To give our blog readers an idea of what goes into a reader’s report on a given submission, I will share below some random examples. (Little known fact: Our volunteers often comment on each and every poem submitted.)
—Some nice moments, and the cadence of the lines is nice. It fizzles at points, but the conceit is kind of fun.
—Some fun rhythmic stuff going on, and some interesting images, but it’s just not there.
—Most of these poems are of good quality. They wear their influence very visibly on their sleeve—the late Adrienne Rich. There are quite a few worthy ones to pick from here. Birds and bird imagery seem important to this poet.
—An enjoyable poem about imagination, and has some cool similes and subtle sounds.
—Deals with the liminal in an interesting way and does a good job showing.
—Reflects with dissatisfaction upon speaker’s childhood with some fairly beautiful lines, but it doesn’t seem to do much else.
—The poem seemed over before it began, and the details didn’t help the poem in terms of direction.
—I really love the pacing of this narrative, and the characters, and the unlikeliness of the ending. The only downside, for me, is that it sort of reads like a chapter in a novel; i.e., I’m not sure it necessarily stands as a story on its own.
—Creepy, spare, and simply narrated. Nicely paced. Overall, I really liked this one.
—Nice narrative essay about spiritual journey. The intro is not particularly interesting, but I was hooked by part I. Sometimes the philosophizing breaks up the flow of the piece, so that could be tightened, but it was pretty much fascinating all the way through.
—There is some awesome weirdness in the middle that makes this one stick out, even though the speaker creeps out of the poem to say things near the end in a way that breaks the spell.
—This essay is self-conscious without being sarcastic or precious, and I think it artfully chronicles the confusion and emotional upheaval of great loss. Thoughtful use of details, and a formidable ending.

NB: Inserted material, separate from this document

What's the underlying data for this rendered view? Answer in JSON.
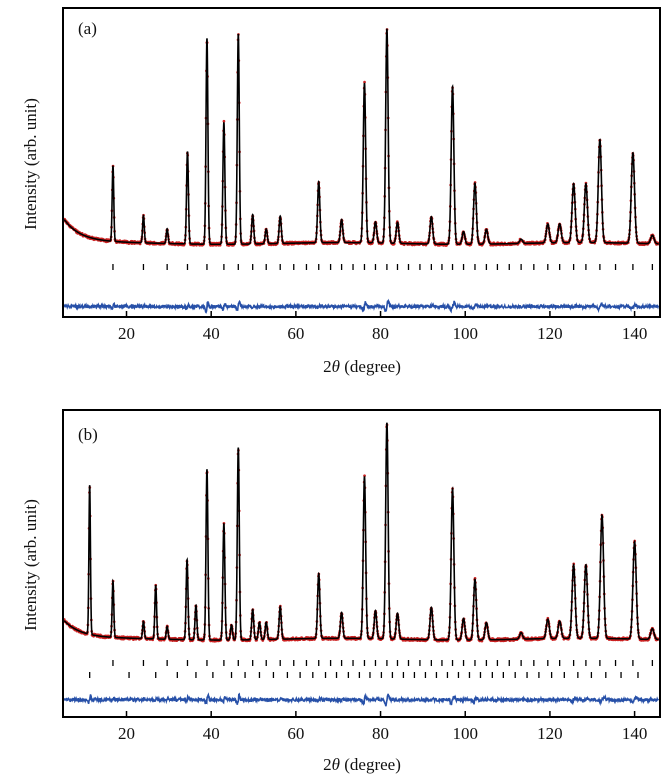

—This piece has several things to recommend it: masterful use of tone, some fresh language choices, a compelling opening, and a definite momentum that carries the reader through the end. However, the irony is sometimes so awkwardly handled that it makes this piece hard to endorse. Also the characterization of secondary characters seems slight, and the narrator seems, at times, not just preoccupied but woefully dense (which undermines the story’s credibility somewhat).